Central 5-point difference

$f''(x_0)\approx\frac{-f(x_0-2h)+16f(x_0-h)-30f(x_0)+16f(x_0+h)-f(x_0+2h)}{12h^2}$ The truncation error is generally smaller than with the central 3-point difference formula.
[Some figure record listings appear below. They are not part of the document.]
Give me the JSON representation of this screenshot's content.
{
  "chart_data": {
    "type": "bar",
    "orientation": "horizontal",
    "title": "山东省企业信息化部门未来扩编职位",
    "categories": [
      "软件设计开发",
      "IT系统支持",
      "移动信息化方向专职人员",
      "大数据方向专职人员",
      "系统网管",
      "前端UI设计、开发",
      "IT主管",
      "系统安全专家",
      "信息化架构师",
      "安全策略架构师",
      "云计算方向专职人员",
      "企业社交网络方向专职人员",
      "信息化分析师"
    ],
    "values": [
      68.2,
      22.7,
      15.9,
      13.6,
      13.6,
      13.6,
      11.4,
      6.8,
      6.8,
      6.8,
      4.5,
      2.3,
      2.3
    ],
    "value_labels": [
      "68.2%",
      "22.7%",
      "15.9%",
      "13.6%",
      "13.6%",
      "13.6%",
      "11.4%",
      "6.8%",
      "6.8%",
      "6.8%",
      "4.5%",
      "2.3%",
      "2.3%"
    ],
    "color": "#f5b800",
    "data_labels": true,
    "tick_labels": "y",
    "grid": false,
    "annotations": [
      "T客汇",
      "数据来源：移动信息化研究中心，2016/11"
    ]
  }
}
We take 5 grid points $x_0-2h$ , $x_0-h$ , $x_0$ , $x_0+h$ and $x_0+2h$ . We define the formula

$\begin{aligned}Q(h)&=A\cdot f(x_0-2h)+B\cdot f(x_0-h)+C\cdot f(x_0)\\ &\phantom{=}{}+ D\cdot f(x_0+h)+E\cdot f(x_0+2h)\end{aligned}$ and determine the Taylor approximation of $Q(h)$ . There is

$\begin{aligned} f(x_0-2h) &= f(x_0)-2f'(x_0)h+2f''(x_0)h^2-\tfrac{4}{3}f'''(x_0)h^3+\tfrac{2}{3}f''''(x_0)h^4+O(h^5)\\ f(x_0-h) &= f(x_0)-f'(x_0)h+\tfrac{1}{2}f''(x_0)h^2-\tfrac{1}{6}f'''(x_0)h^3+\tfrac{1}{24}f''''(x_0)h^4+O(h^5)\\ f(x_0+h) &= f(x_0)+f'(x_0)h+\tfrac{1}{2}f''(x_0)h^2+\tfrac{1}{6}f'''(x_0)h^3+\tfrac{1}{24}f''''(x_0)h^4+O(h^5)\\ f(x_0+2h) &= f(x_0)+2f'(x_0)h+2f''(x_0)h^2+\tfrac{4}{3}f'''(x_0)h^3+\tfrac{2}{3}f''''(x_0)h^4+O(h^5)\end{aligned}$ and therefore

$\begin{aligned}Q(h) &= (A+B+C+D+E)f(x_0)+(-2A-B+D+2E)f'(x_0)h\\&\phantom{=}{}+\tfrac{1}{2}(4A+B+D+4E)f''(x_0)h^2+\tfrac{1}{6}(-8A-B+D+8E)f'''(x_0)h^3\\&\phantom{=}{}+\tfrac{1}{24}(16A+B+D+16E)f''''(x_0)h^4+O(h^5)\end{aligned}$ The equations that $A, B, C, D, E$ must satisfy in order to maximise the order of the error in $Q(h)$ are

$\begin{aligned}A+B+C +D+\;\;E&= 0\\ -2A-B+\phantom{+C}D+\;2E &= 0\\ 4A+B+\phantom{+C}D+\;4E &= \frac{2}{h^2}\\ -8A-B+\phantom{+C}D+\;8E &= 0\\ 16A+B+\phantom{+C}D+16E &= 0\end{aligned}$ These equations are relatively easy to solve:

$A=-\frac{1}{12h^2}, B=\frac{4}{3h^2}, C=-\frac{5}{2h^2}, D=\frac{4}{3h^2}, E=-\frac{1}{12h^2}$ So we have found that

$Q(h)=\frac{-f(x_0-2h)+16f(x_0-h)-30f(x_0)+16f(x_0+h)-f(x_0+2h)}{12h^2}$ and

$f''(x_0)\approx\frac{-f(x_0-2h)+16f(x_0-h)-30f(x_0)+16f(x_0+h)-f(x_0+2h)}{12h^2}$ This is the 5-point central difference formula.